Menige moeder huilde de eerste dagen een deuntje mee, als ze haar kleintje zo door vreemde hand naar onbekende oorden weggebracht zag. Een opstopping in de regelmaat van het binnenlopen werd vaak veroorzaakt door een kind, dat zonder z’n 2 centen probeerde binnen te glippen. Kwam het kind alleen, dan werd het meteen teruggestuurd om thuis het geld te halen; was de moeder erbij, dan was het vaak een hele toer, deze te bewegen de 2 schoolcenten aan de directrice te overhandigen. De andere moeders begonnen zich er mee te bemoeien en zo was het voorportaal dikwijls het toneel van kijvende vrouwen. Later werden die 2 dagelijkse centen afgeschaft en kon het kind volstaan met ’s zondags een dubbeltje mee te brengen, dat door de klassenonderwijzeres geïnd werd.

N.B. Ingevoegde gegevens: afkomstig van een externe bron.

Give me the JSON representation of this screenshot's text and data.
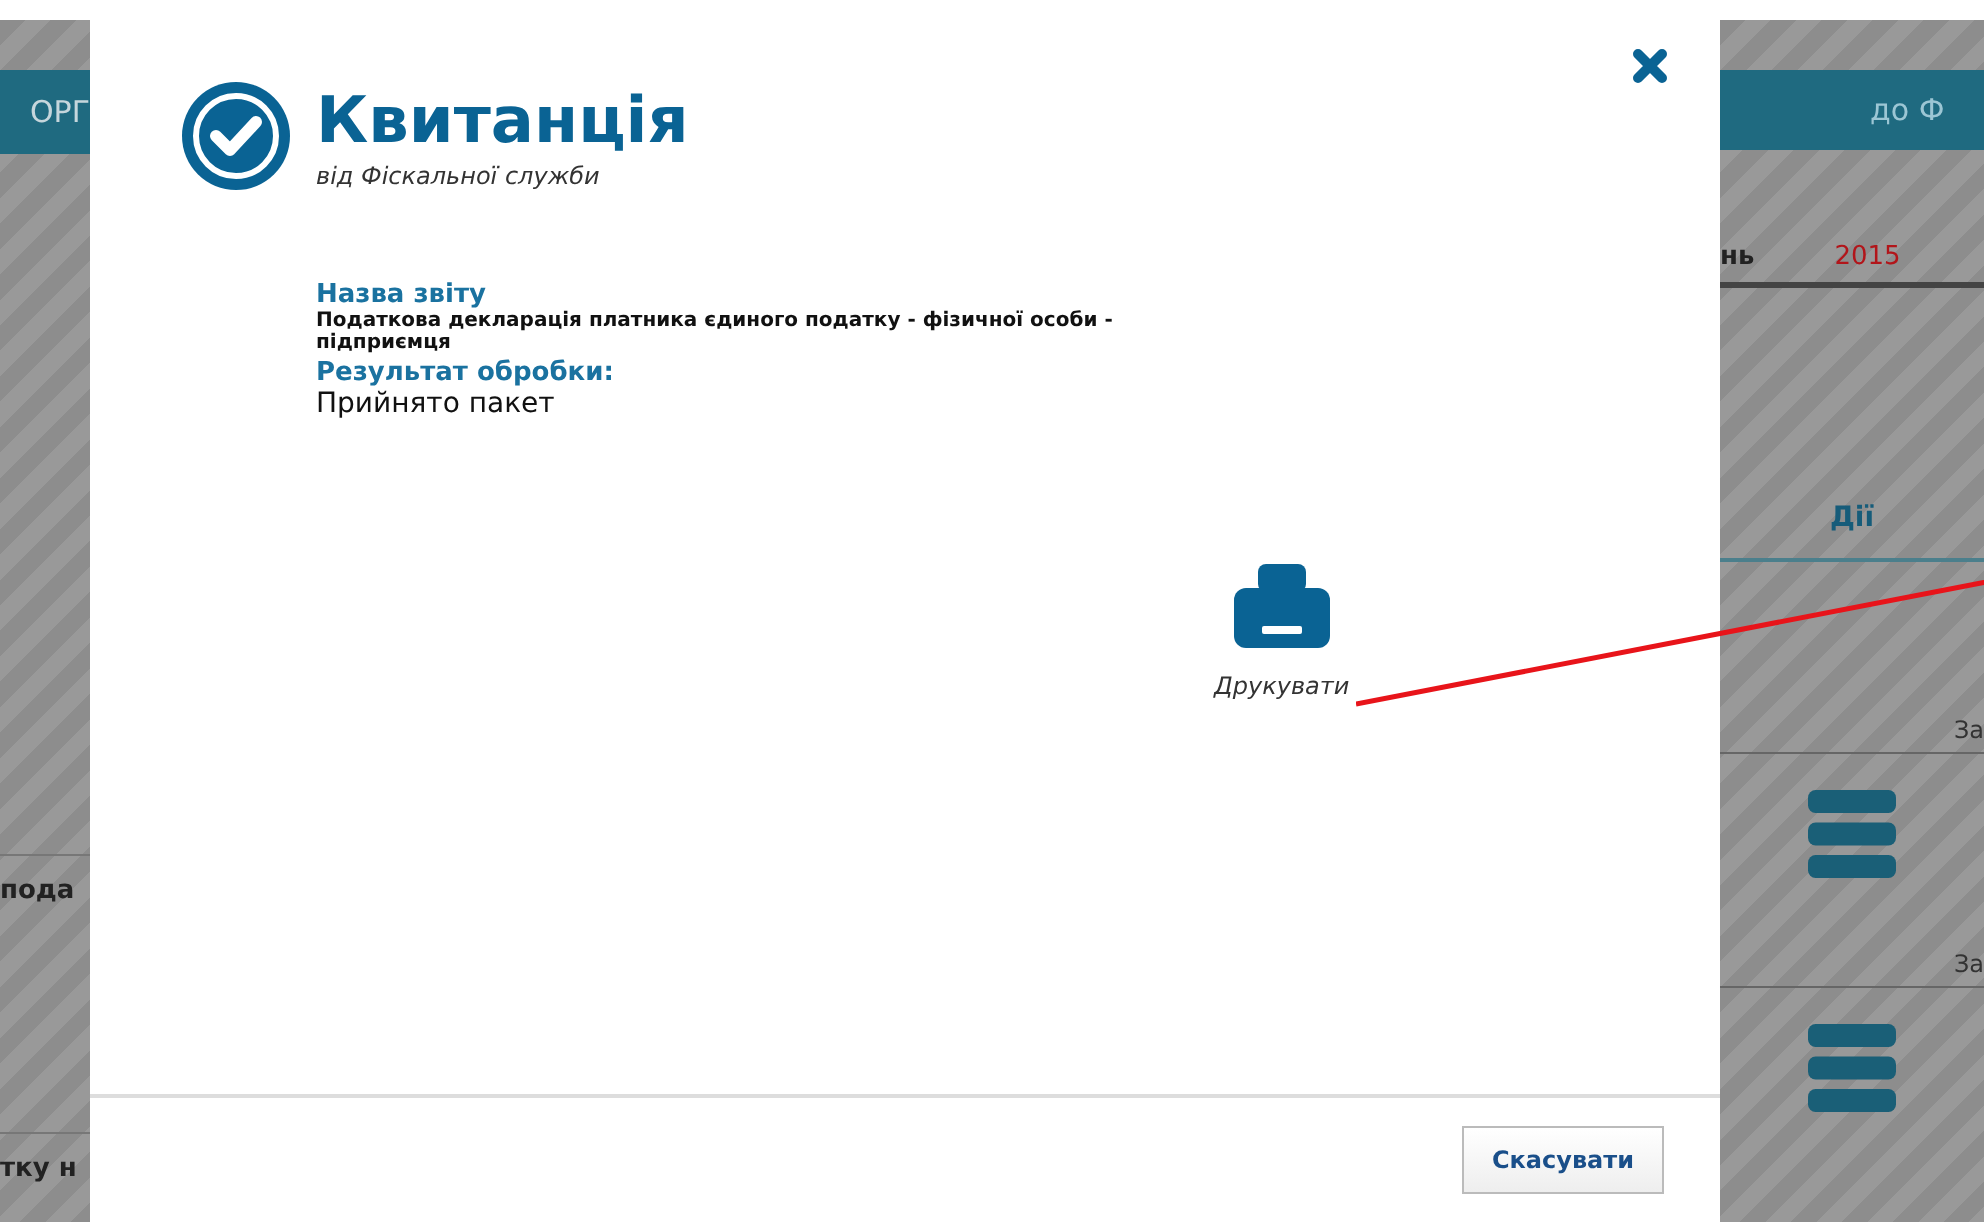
{
  "background": {
    "left": {
      "banner": "ОРГ",
      "rows": [
        "пода",
        "тку н"
      ]
    },
    "right": {
      "banner": "до Ф",
      "period_label": "нь",
      "year": "2015",
      "column_header": "Дії",
      "rows": [
        "За",
        "За"
      ]
    }
  },
  "dialog": {
    "title": "Квитанція",
    "subtitle": "від Фіскальної служби",
    "fields": [
      {
        "label": "Назва звіту",
        "value": "Податкова декларація платника єдиного податку - фізичної особи - підприємця",
        "kind": "bold"
      },
      {
        "label": "Результат обробки:",
        "value": "Прийнято пакет",
        "kind": "plain"
      }
    ],
    "print_label": "Друкувати",
    "cancel_button": "Скасувати"
  }
}
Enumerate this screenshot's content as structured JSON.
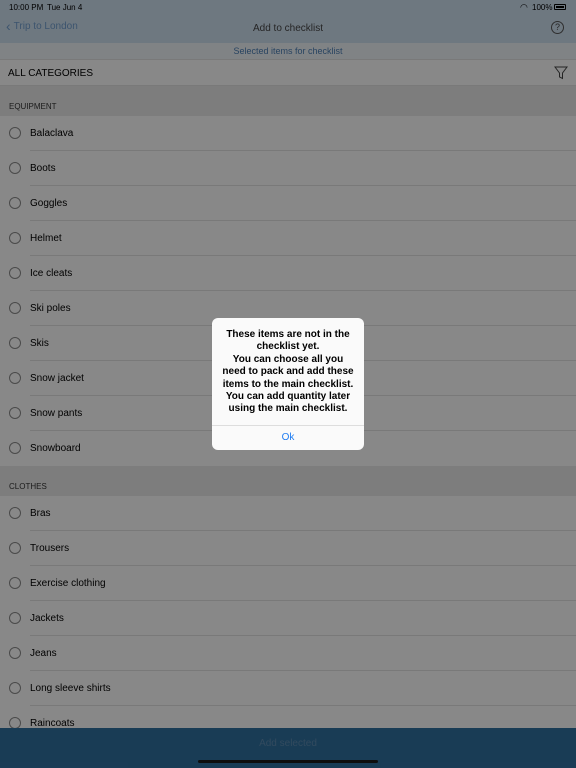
{
  "status": {
    "time": "10:00 PM",
    "date": "Tue Jun 4",
    "battery": "100%"
  },
  "nav": {
    "back_label": "Trip to London",
    "title": "Add to checklist"
  },
  "subtitle": "Selected items for checklist",
  "filter": {
    "label": "ALL CATEGORIES"
  },
  "sections": [
    {
      "title": "EQUIPMENT",
      "items": [
        "Balaclava",
        "Boots",
        "Goggles",
        "Helmet",
        "Ice cleats",
        "Ski poles",
        "Skis",
        "Snow jacket",
        "Snow pants",
        "Snowboard"
      ]
    },
    {
      "title": "CLOTHES",
      "items": [
        "Bras",
        "Trousers",
        "Exercise clothing",
        "Jackets",
        "Jeans",
        "Long sleeve shirts",
        "Raincoats"
      ]
    }
  ],
  "footer": {
    "button_label": "Add selected"
  },
  "alert": {
    "message": "These items are not in the checklist yet.\nYou can choose all you need to pack and add these items to the main checklist.\nYou can add quantity later using the main checklist.",
    "ok_label": "Ok"
  },
  "colors": {
    "nav_bg": "#c9daea",
    "accent": "#1e7cf2",
    "footer_bg": "#2f6d9c"
  }
}
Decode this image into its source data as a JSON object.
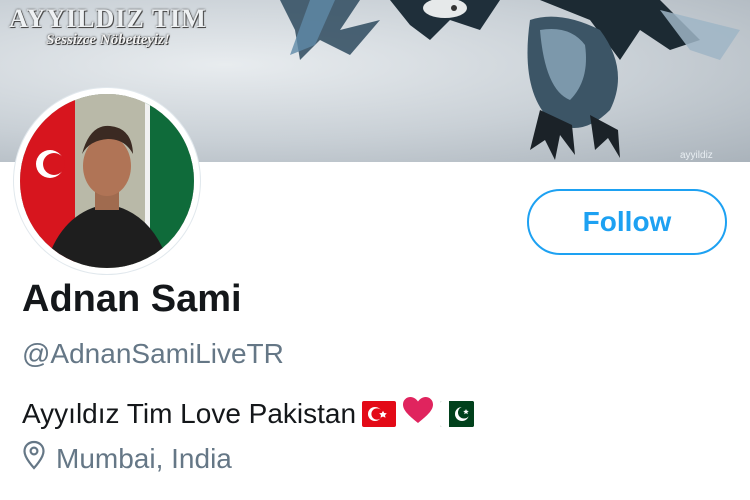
{
  "banner": {
    "title": "AYYILDIZ TIM",
    "subtitle": "Sessizce Nöbetteyiz!",
    "watermark": "ayyildiz"
  },
  "profile": {
    "name": "Adnan Sami",
    "handle": "@AdnanSamiLiveTR",
    "bio_text": "Ayyıldız Tim Love Pakistan",
    "bio_icons": [
      "turkey-flag-icon",
      "red-heart-icon",
      "pakistan-flag-icon"
    ],
    "location": "Mumbai, India",
    "location_icon": "map-pin-icon"
  },
  "actions": {
    "follow_label": "Follow"
  },
  "colors": {
    "accent": "#1da1f2",
    "name_text": "#14171a",
    "secondary_text": "#657786",
    "heart": "#e0245e",
    "turkey_red": "#e30a17",
    "pakistan_green": "#01411c"
  }
}
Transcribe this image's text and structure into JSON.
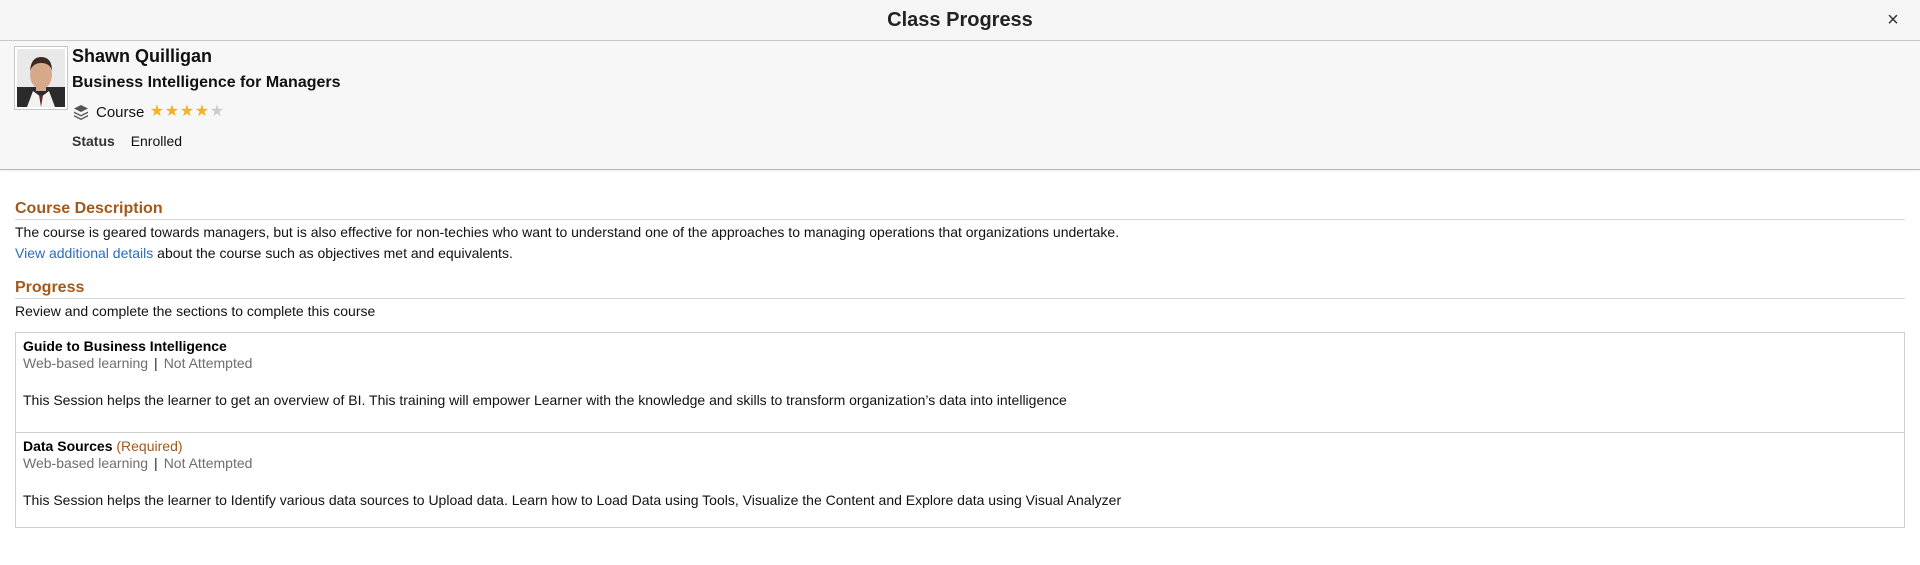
{
  "dialog": {
    "title": "Class Progress",
    "close_label": "×"
  },
  "learner": {
    "name": "Shawn Quilligan",
    "course_title": "Business Intelligence for Managers",
    "type_icon": "stack-icon",
    "type_label": "Course",
    "rating": {
      "value": 4,
      "max": 5
    },
    "status_label": "Status",
    "status_value": "Enrolled"
  },
  "description": {
    "heading": "Course Description",
    "text": "The course is geared towards managers, but is also effective for non-techies who want to understand one of the approaches to managing operations that organizations undertake.",
    "link_text": "View additional details",
    "link_suffix": " about the course such as objectives met and equivalents."
  },
  "progress": {
    "heading": "Progress",
    "intro": "Review and complete the sections to complete this course",
    "sessions": [
      {
        "title": "Guide to Business Intelligence",
        "required": "",
        "method": "Web-based learning",
        "separator": "|",
        "status": "Not Attempted",
        "description": "This Session helps the learner to get an overview of BI. This training will empower Learner with the knowledge and skills to transform organization’s data into intelligence"
      },
      {
        "title": "Data Sources",
        "required": "(Required)",
        "method": "Web-based learning",
        "separator": "|",
        "status": "Not Attempted",
        "description": "This Session helps the learner to Identify  various data sources to Upload data. Learn how to Load Data using Tools, Visualize the Content and Explore data using Visual Analyzer"
      }
    ]
  },
  "colors": {
    "accent": "#a15a1c",
    "link": "#2e6bb7",
    "star_on": "#f0b322",
    "star_off": "#c8ccd0"
  }
}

Om half tien werd de bel definitief geluid, de buitendeur gesloten en begonnen de „lessen”. ledere helpster bleef in de klas haar onderwijzeres helpen of moest zelf een praktijkles geven, waarbij de directrice achter in de klas aanwezig was en later de fouten met haar besprak. Midden op de ochtend moesten de helpsters melk gaan rondbrengen in alle klassen. De kinderen kregen namelijk gratis melk en rekken vol flessen werden ’s morgens door de melkboer gebracht en in de benedenhal gedeponeerd. Het was geen geringe opgave, de zware rekken naar boven te slepen en over de verschillende klassen te verdelen. Later werden de flessen vervangen door reusachtige pannen met melk, die eerst in de keuken gekookt en daarna in grote emaille kannen verdeeld werd. De keuken bevond zich aan de achterzijde van het gebouw, in een souterrain, waarheen men langs een smalle trap moest afdalen. Daar waren enige vertrekken, die met hun ramen uitzicht gaven op de Markengracht. Boven de keukenafdeling, dus ook aan de achterkant, was de kamer van de directrice en van daaruit leidde een aparte binnentrap naar de personeelskamer. Al deze vertrekken aan de achterkant keken dus uit op het water, waaraan de school zelf ook stond zonder wallenkant. Men kon zich in Venetië wanen, ware het niet, dat men in plaats van op mooie paleizen het uitzicht had op de achterkant van lelijke pakhuizen.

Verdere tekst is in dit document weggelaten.